Washington – A federal judge said Friday that it will prevent the Trump administration from placing 2,200 employees of the United States Agency for International Development or USAIDOn administrative permit, it stands with unions that represent employees for now.
Judge Carl Nichols, of the United States District Court, for the Columbia district, whom President Trump appointed the bank in 2019, said in the court that he would approve a limited temporary restriction order that would prevent employees from being Administrative license, a move that was ready to enter into midnight. He also said that he would decide if the 500 workers who are already licensed would be reinstated. The details about the pause would be established in an upcoming presentation, he said.
He said that the unions, the American Foreign Service Association and the American Federation of Government employees, established that they would suffer “irreparable damage” without a pause, while the government did not. “Frankly, there is zero damage to the government” in a short -term break, Nichols said from the bank.
At a hearing on Friday afternoon, the plaintiffs asked the court to immediately stop the evacuation orders given to the USAID personnel in international publications, and to restore access to computer systems for people in the field in all parts of USAID and its contractors.

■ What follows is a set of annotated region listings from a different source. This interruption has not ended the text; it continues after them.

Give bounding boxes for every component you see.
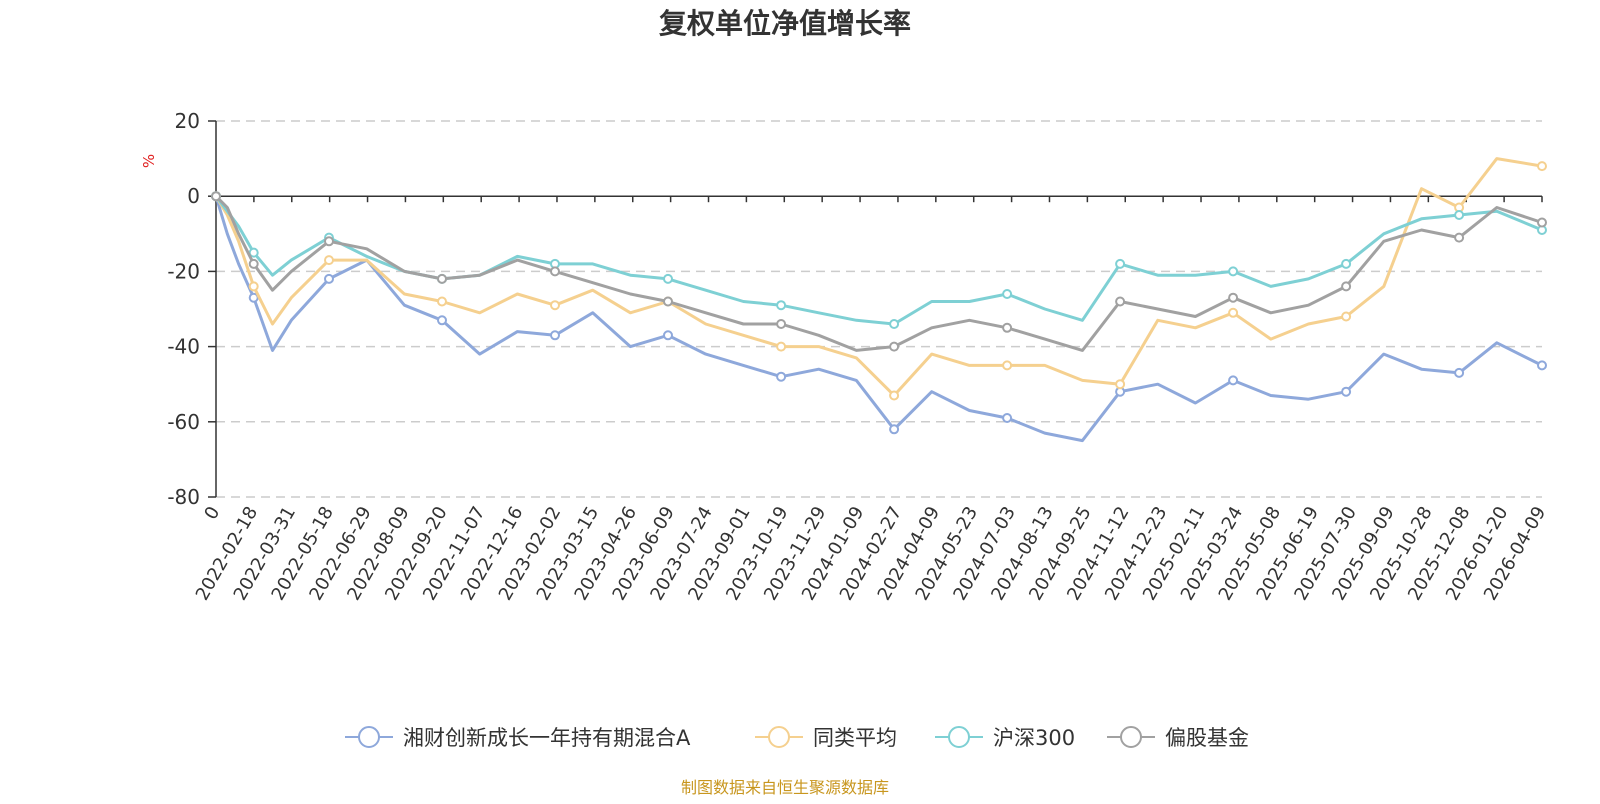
data-point bbox=[437, 296, 447, 307]
data-point bbox=[324, 273, 334, 284]
y-axis-unit-label: % bbox=[140, 154, 158, 168]
data-point bbox=[889, 319, 900, 329]
data-point bbox=[324, 255, 334, 266]
data-point bbox=[1228, 292, 1239, 303]
data-point bbox=[1454, 232, 1465, 243]
data-point bbox=[1228, 307, 1239, 318]
data-point bbox=[776, 319, 787, 329]
data-point bbox=[211, 191, 221, 202]
y-tick-label: 0 bbox=[187, 184, 200, 208]
data-point bbox=[776, 371, 787, 382]
data-point bbox=[550, 266, 560, 277]
legend-item[interactable]: 同类平均 bbox=[755, 726, 897, 750]
legend[interactable]: 湘财创新成长一年持有期混合A 同类平均 沪深300 偏股基金 bbox=[345, 726, 1249, 750]
data-point bbox=[889, 341, 900, 352]
y-tick-label: -40 bbox=[167, 335, 200, 359]
data-point bbox=[1115, 296, 1126, 307]
series-2 bbox=[211, 157, 1547, 401]
data-point bbox=[1002, 322, 1013, 333]
legend-item[interactable]: 沪深300 bbox=[935, 726, 1075, 750]
series-line bbox=[214, 194, 1544, 443]
legend-label: 同类平均 bbox=[813, 726, 897, 750]
legend-item[interactable]: 偏股基金 bbox=[1107, 726, 1249, 750]
legend-swatch-marker bbox=[768, 726, 790, 748]
data-point bbox=[663, 296, 673, 307]
series-line bbox=[214, 157, 1544, 397]
data-point bbox=[1002, 413, 1013, 423]
data-point bbox=[776, 341, 787, 352]
data-point bbox=[1228, 375, 1239, 386]
data-point bbox=[1002, 289, 1013, 299]
data-point bbox=[889, 390, 900, 401]
data-point bbox=[550, 300, 560, 311]
data-point bbox=[663, 273, 673, 284]
data-point bbox=[437, 315, 447, 326]
data-point bbox=[1341, 311, 1352, 322]
legend-swatch-marker bbox=[948, 726, 970, 748]
data-point bbox=[663, 330, 673, 341]
y-tick-label: 20 bbox=[175, 109, 200, 133]
data-point bbox=[1228, 266, 1239, 277]
data-point bbox=[776, 300, 787, 311]
legend-item[interactable]: 湘财创新成长一年持有期混合A bbox=[345, 726, 691, 750]
data-point bbox=[1537, 217, 1547, 228]
data-point bbox=[1341, 386, 1352, 397]
y-tick-label: -60 bbox=[167, 410, 200, 434]
data-point bbox=[1002, 360, 1013, 371]
data-point bbox=[1454, 210, 1465, 220]
legend-label: 湘财创新成长一年持有期混合A bbox=[403, 726, 691, 750]
legend-label: 沪深300 bbox=[993, 726, 1075, 750]
data-point bbox=[1537, 360, 1547, 371]
data-point bbox=[1341, 281, 1352, 292]
grid-layer bbox=[216, 120, 1542, 498]
data-point bbox=[324, 236, 334, 247]
data-point bbox=[889, 424, 900, 435]
chart-title: 复权单位净值增长率 bbox=[659, 7, 911, 40]
legend-swatch-marker bbox=[1120, 726, 1142, 748]
x-tick-label: 0 bbox=[200, 503, 224, 523]
data-point bbox=[437, 273, 447, 284]
data-source-note: 制图数据来自恒生聚源数据库 bbox=[681, 778, 889, 797]
data-point bbox=[1454, 367, 1465, 378]
legend-swatch-marker bbox=[358, 726, 380, 748]
series-4 bbox=[211, 191, 1547, 352]
y-tick-label: -20 bbox=[167, 259, 200, 283]
series-line bbox=[214, 194, 1544, 352]
data-point bbox=[1115, 379, 1126, 390]
data-point bbox=[550, 330, 560, 341]
data-point bbox=[1537, 161, 1547, 172]
data-point bbox=[248, 258, 259, 269]
series-layer bbox=[211, 157, 1547, 443]
data-point bbox=[1341, 258, 1352, 269]
series-1 bbox=[211, 191, 1547, 443]
y-tick-label: -80 bbox=[167, 485, 200, 509]
axis-layer: 200-20-40-60-8002022-02-182022-03-312022… bbox=[167, 109, 1550, 604]
data-point bbox=[248, 281, 259, 292]
legend-label: 偏股基金 bbox=[1165, 726, 1249, 750]
data-point bbox=[1115, 258, 1126, 269]
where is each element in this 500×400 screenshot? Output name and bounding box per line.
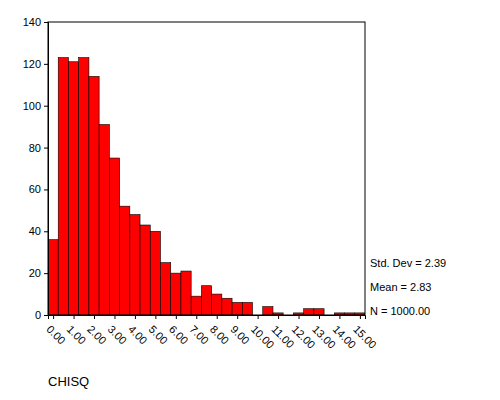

The Government acknowledged that 2,200 USAID employees were ready to be fired at midnight, except for the judicial action, not including the other 500 people who are already licensed before today. Six hundred and eleven essential personnel would stay in Usaid, and the government added that it has no plans to reduce that number.
The lawyers of the plaintiffs argued that the main reduction of force, evacuations and the uprooting people of their works and homes were violations of the separation of powers and appropriations of Congress. They said that families are being separated, and the children of USAID employees are being removed from schools around the world. According to unions, employees have been eliminated from access to medical care, and many have to return to housing without housing or source of income, according to unions.
“This is the large -scale destruction of practically all the staff of an agency,” said a USEID employee lawyer, adding that it is “butcher shop” on land for the workforce and USAID contractors.
Nichols pressed government lawyers for a reason why the Secretary of State Frame Rubio, who is the interim chief of USAID, must place license employees on Friday night. “I don’t think the Rubio Secretary needs to provide one,” replied one of the lawyers.
Nichols pushed government lawyers to detail what “findings” there are corruption and fraud in the agency, as President Trump and his allies alleges. The lawyers had no response. The judge also dismissed with the government framing that Rubio could control USAID in his role as Secretary of State, not as an interim administrator, since it is a separate agency.
Nichols’s decision to block the move to place licensee employees arrived hours after workers were seen to eliminate signage at the USAID headquarters in the Washington center.